KEY DELIVERY PRINCIPLES (5Ps)

  • Prioritize

Focus on a limited number of explicit government priorities identified and approved by the President to be prioritized by the leader of government business.

  • Planning for Implementation

Add value to ministries in terms of detailed delivery planning, identifying personnel and budgets and rigorous focus on the implementation timelines and offering continuous support to ensure performance.

  • Problem Solving

Use a supportive, consultative, service oriented and catalytic approach, in supporting the sectors to remove obstacles, help resolve coordination problems, and deliver faster and better, with no intention to replace the existing bureaucracy and government structures. The Unit will therefore build strong and collaborative relationships with the sectors and other government agencies through the Prime Minister.

  • Pressure for Results

Maintain a consistent non yielding vigorous pursuit and pressure for results based on the identified key priorities through the use of real time data and evidence, collaborative problem-solving, application of best practice, capacity building for delivery and attributing responsibility and credit to the sectors.

  • Progress Reporting

Provide a rigorous system for routine tracking and reporting progress on the agreed key priorities of government through the use of real time data and thereby keep the Prime Minister constantly updated on the work of the priority sectors.

LEADERSHIP AND STAFFING

The Delivery Unit is under the direct political oversight of the Prime Minister, the leader of government business in Parliament and is located in the Executive Office of the Prime Minister. The President appoints both the head and deputy head of the unit.

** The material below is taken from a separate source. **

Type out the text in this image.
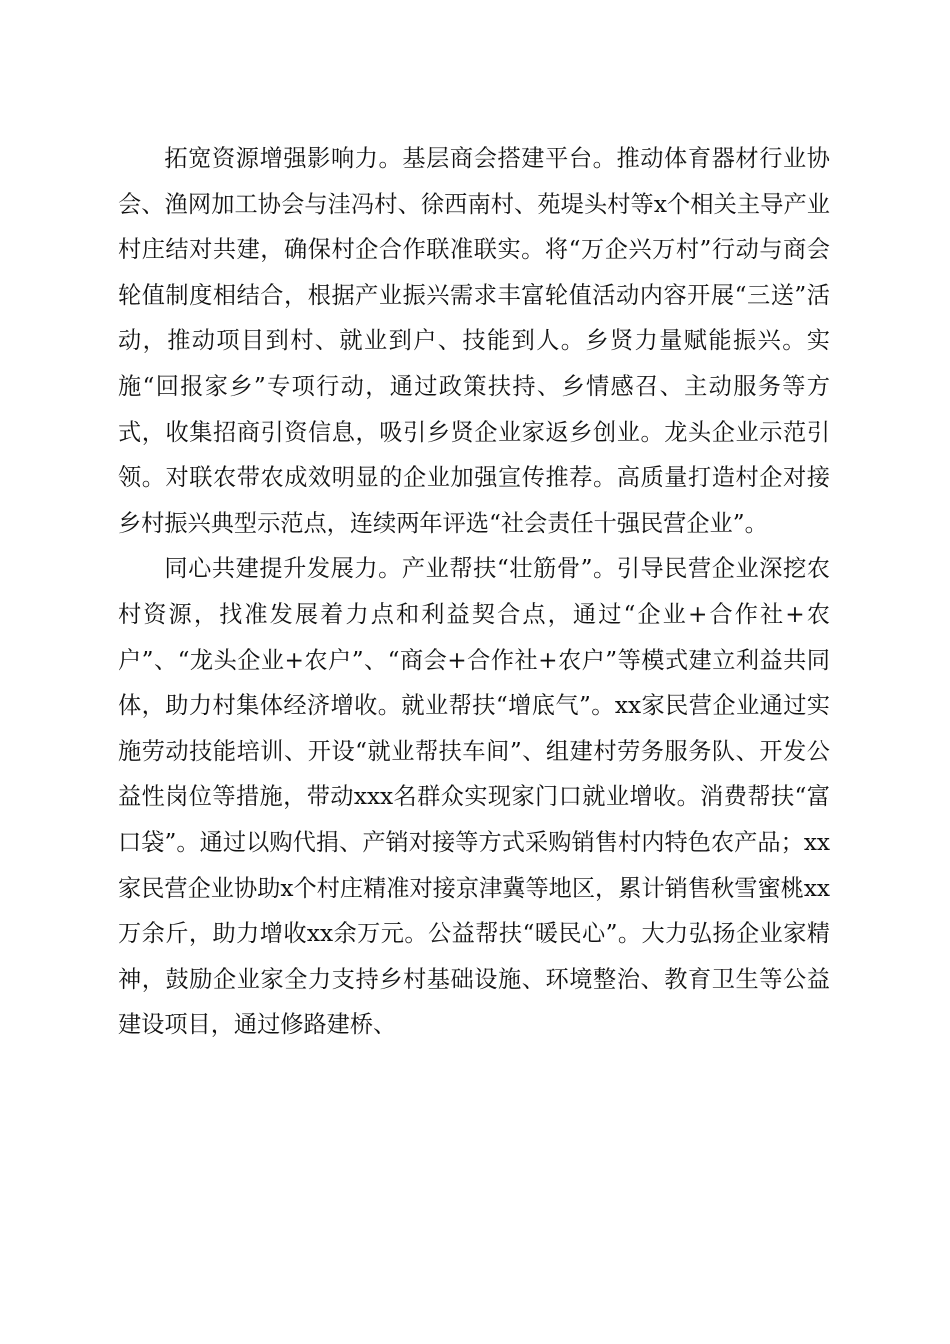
拓宽资源增强影响力。基层商会搭建平台。推动体育器材行业协会、渔网加工协会与洼冯村、徐西南村、苑堤头村等x个相关主导产业村庄结对共建，确保村企合作联准联实。将“万企兴万村”行动与商会轮值制度相结合，根据产业振兴需求丰富轮值活动内容开展“三送”活动，推动项目到村、就业到户、技能到人。乡贤力量赋能振兴。实施“回报家乡”专项行动，通过政策扶持、乡情感召、主动服务等方式，收集招商引资信息，吸引乡贤企业家返乡创业。龙头企业示范引领。对联农带农成效明显的企业加强宣传推荐。高质量打造村企对接乡村振兴典型示范点，连续两年评选“社会责任十强民营企业”。

同心共建提升发展力。产业帮扶“壮筋骨”。引导民营企业深挖农村资源，找准发展着力点和利益契合点，通过“企业+合作社+农户”、“龙头企业+农户”、“商会+合作社+农户”等模式建立利益共同体，助力村集体经济增收。就业帮扶“增底气”。xx家民营企业通过实施劳动技能培训、开设“就业帮扶车间”、组建村劳务服务队、开发公益性岗位等措施，带动xxx名群众实现家门口就业增收。消费帮扶“富口袋”。通过以购代捐、产销对接等方式采购销售村内特色农产品；xx家民营企业协助x个村庄精准对接京津冀等地区，累计销售秋雪蜜桃xx万余斤，助力增收xx余万元。公益帮扶“暖民心”。大力弘扬企业家精神，鼓励企业家全力支持乡村基础设施、环境整治、教育卫生等公益建设项目，通过修路建桥、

The Delivery Unit by design is lean but highly skilled and specialized. There are thematic team leaders in charge of each key priority sector, supported by specialists and other consultants. The Office of the Prime Minister recruit the staff on contractual basis according to the Public Service guidelines.

The staff are results focused and will receive continuous training to sharpen the unit’s capacity to deliver results. Staff are currently receiving continuous training through consultations with Delivery Associates in the United Kingdom and Ministerial Leadership in Health of Harvard, USA.

DESIRED RESULTS AND SUCCESS INDICATORS

  1. Provide the Prime Minister and through him the President regular/routine reporting of outcomes on the sector set targets on the identified key priorities and core infrastructure projects, with real time data and evidence.
  1. Provide prompt collaborative problem-solving mechanisms across the sectors, which will ensure continuous building of strong and collaborative relationships across government for unblocking the obstacles and enhanced productivity.
  1. Establish a robust mechanism for service delivery in the Prime Minister’s Office on the key government priorities with concrete action plans indicating measurable outcomes, with funding requirements provided and incorporated in the Government Budget.
  1. Achieve improved sector planning processes with greater coordination and prioritisation across government, well-articulated performance management frameworks, budget allocation, implementation outputs, monitoring and delivery of specified targets in the top priorities.

Achievements

  • Supported the transition from paper based report to biometric system for health worker attendance reporting for 8 district hospitals, 29 Health Centre IVs, 189 HC IIIs in the 22 PMDU focus Districts in Eastern Uganda resulting into improved health workers’ attendance to duty from 51% in 2016 to 93% in 2018;
  • Supported establishment of policy framework for tools to ensure tracking of teacher presence within 20 PMDU focus districts resulting into reduction of teacher absenteeism from 15% in 2015 to 4% in 2018;
  • Developed the cotton and textile apparel roadmap;
  • Completed the acceleration lab concept paper for the Infrastructure, Jobs and Income thematic areas;
  • Introduced the service delivery partnerships forums across the sectors working as inter-ministerial task teams and across the districts known as the Regional Stakeholder forums with the objective of easing communication and unblocking constraints to effective service delivery;
  • Compiled delivery status reports on the Coffee roadmap.